The answer is B) 5 + 3 = 3 + 5. The Commutative Property states that the order of operands does not affect the result: a + b = b + a and a × b = b × a. Option A shows the Associative Property, option C shows the Distributive Property, and option D shows that subtraction is not commutative.
The Commutative Property allows us to change the order of numbers in addition and multiplication without changing the result. This property is helpful for mental math and rearranging equations.
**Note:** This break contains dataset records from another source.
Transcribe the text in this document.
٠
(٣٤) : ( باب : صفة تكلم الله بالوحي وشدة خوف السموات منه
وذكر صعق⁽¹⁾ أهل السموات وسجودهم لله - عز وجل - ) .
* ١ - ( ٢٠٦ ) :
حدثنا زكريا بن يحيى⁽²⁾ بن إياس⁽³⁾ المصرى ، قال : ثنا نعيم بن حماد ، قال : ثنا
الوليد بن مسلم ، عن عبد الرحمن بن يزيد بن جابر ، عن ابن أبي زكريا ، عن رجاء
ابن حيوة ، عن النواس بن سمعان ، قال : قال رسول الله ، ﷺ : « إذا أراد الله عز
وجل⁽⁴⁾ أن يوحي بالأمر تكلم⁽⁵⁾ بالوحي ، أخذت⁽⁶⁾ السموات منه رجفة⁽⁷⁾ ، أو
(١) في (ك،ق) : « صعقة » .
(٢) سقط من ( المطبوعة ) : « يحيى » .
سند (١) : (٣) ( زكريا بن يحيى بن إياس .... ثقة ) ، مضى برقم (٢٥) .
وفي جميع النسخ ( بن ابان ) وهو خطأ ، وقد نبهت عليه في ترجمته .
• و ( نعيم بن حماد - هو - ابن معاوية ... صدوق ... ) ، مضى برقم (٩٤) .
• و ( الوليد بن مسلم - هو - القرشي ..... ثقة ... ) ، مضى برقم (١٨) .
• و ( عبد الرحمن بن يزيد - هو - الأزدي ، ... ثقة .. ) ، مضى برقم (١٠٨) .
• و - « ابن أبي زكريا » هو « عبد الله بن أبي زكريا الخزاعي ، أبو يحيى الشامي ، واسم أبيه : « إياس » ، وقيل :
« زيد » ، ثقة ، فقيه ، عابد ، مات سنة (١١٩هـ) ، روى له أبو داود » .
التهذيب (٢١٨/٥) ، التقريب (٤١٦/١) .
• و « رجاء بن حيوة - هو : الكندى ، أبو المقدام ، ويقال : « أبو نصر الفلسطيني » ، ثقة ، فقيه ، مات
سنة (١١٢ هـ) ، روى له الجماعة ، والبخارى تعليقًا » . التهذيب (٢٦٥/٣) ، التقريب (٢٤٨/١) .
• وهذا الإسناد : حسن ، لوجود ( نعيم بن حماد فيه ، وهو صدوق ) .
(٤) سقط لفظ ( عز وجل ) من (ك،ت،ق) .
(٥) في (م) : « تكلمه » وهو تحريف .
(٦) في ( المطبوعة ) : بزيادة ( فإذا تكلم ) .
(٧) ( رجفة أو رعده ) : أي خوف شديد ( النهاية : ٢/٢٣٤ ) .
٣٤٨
Note that subtraction and division are not commutative operations, unlike addition and multiplication.
Commutative Property: Order of operands doesn't matter
Addition: a + b = b + a
Multiplication: a × b = b × a
• Addition is commutative
• Multiplication is commutative
• Subtraction is not commutative
• Commutative = order doesn't matter
• Works for + and ×
• Doesn't work for - and ÷
• Thinking subtraction is commutative
• Confusing with associative property
• Not understanding which operations commute
FAQ
Q: Why is division by zero undefined?
A: Division by zero is undefined because it leads to contradictions:
If 6 ÷ 0 = x, then x × 0 should equal 6
But any number multiplied by 0 equals 0, not 6
Therefore, no value of x satisfies the equation, making division by zero undefined.
Additionally, as the divisor approaches zero, the quotient approaches infinity, which is not a real number.
Q: How can I help my child understand order of operations?
A: Teaching order of operations effectively:
Mnemonics: Use PEMDAS (Please Excuse My Dear Aunt Sally)
Practice: Start with simple expressions and gradually increase complexity
Visual aids: Circle operations in the order they should be performed
Real examples: Use practical problems to show why order matters
Step-by-step: Encourage writing each step separately to avoid confusion
Consistent practice with immediate feedback helps solidify understanding.